The corps suspended the proposed mall's development permit Feb. 1 after heavy rain sent muddy water overflowing from a retention pond into Cypress Creek. The creek, which sits on the southern and western borders of the site, feeds Hillsborough County's drinking water supply and is a federally protected waterway.
The Cleveland-based Jacobs Group, developer of the 1-million-square-foot project along with Sierra Properties of Tampa, and its prospective tenants agreed to halt construction at the site at Interstate 75 and State Road 56.
The stoppage came in waves, beginning in mid February when work ceased on an area earmarked for a Target store.
The corps said in its notice Tuesday that it would base its decision to reissue the permit on whether the developers could provide reassurances that no more pollution would occur. The new permit also would address minor housekeeping issues that needed to be resolved since the original permit.
The proposed mall has been dogged by controversy since the beginning. The Sierra Club sued the corps over the permit in 2007, saying it didn't adequately assess the environmental impact of the mall. The case remains open.
Sierra spokeswoman Denise Layne said Thursday no one had told the group about the possible reinstatement of the permit. She said she would resubmit all the material the group submitted originally and perhaps more, depending on what the group's lawyers advise.
Layne was not happy with the timing of the public notice.
"Government always does this during the holidays," she said. "I have seen some of the ugliest rezonings take place then."
In October, Tampa-based Kearney Construction Co. LLC filed a lawsuit over $1.6-million in unpaid fees for work done at the site. That case also is pending.
Corps spokesman Tom Farrell said penalties for the pollution are still being worked out. He said the decision regarding the permit was a "parallel issue" that likely required a public hearing because of the lawsuit and the project's high profile.
"Everything is at a heightened level now," he said.
If constructed, the proposed mall would be one of the largest retail projects in the Tampa Bay area. It represents more than $150-million in financial commitments and thousands of promised jobs.

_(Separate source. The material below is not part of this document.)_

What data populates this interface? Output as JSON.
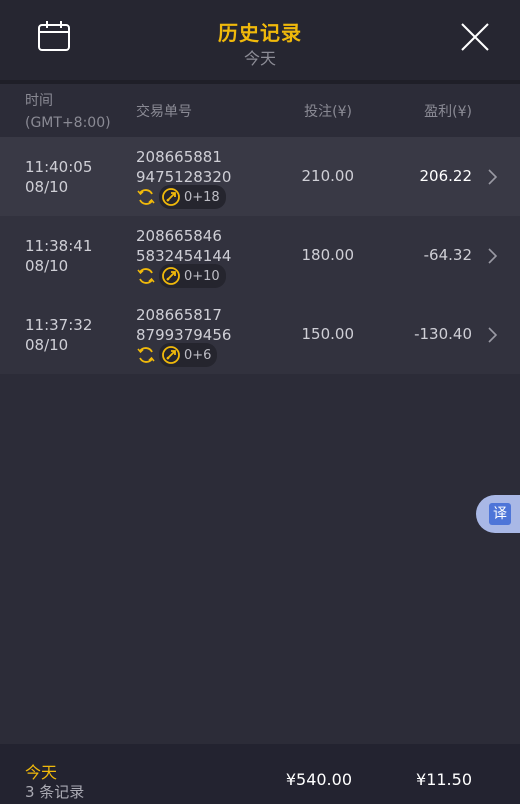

Mall officials had announced 42 tenants, including Target, Kohl's and Books-A-Million. It lost two, Circuit City and Linens-n-Things, to bankruptcy.
Mall spokeswoman Deanne Roberts said Thursday the developers remain committed to the project but will have to rebid some of it and determine a new opening date. The Web site now has the mall opening in fall 2009.
"Since this project has been on hold for nearly a year, we will also need to again coordinate our plans with the major retailers that had previously committed to the project. The current state of the economy has affected many retailers' expansion plans, not just in the Tampa Bay area but nationwide, so it is possible that some changes will occur in our tenant mix."
The developers have kept a commitment to widen State Road 54, which runs just west of the project. When finished at the end of the month, it will go from four to six lanes.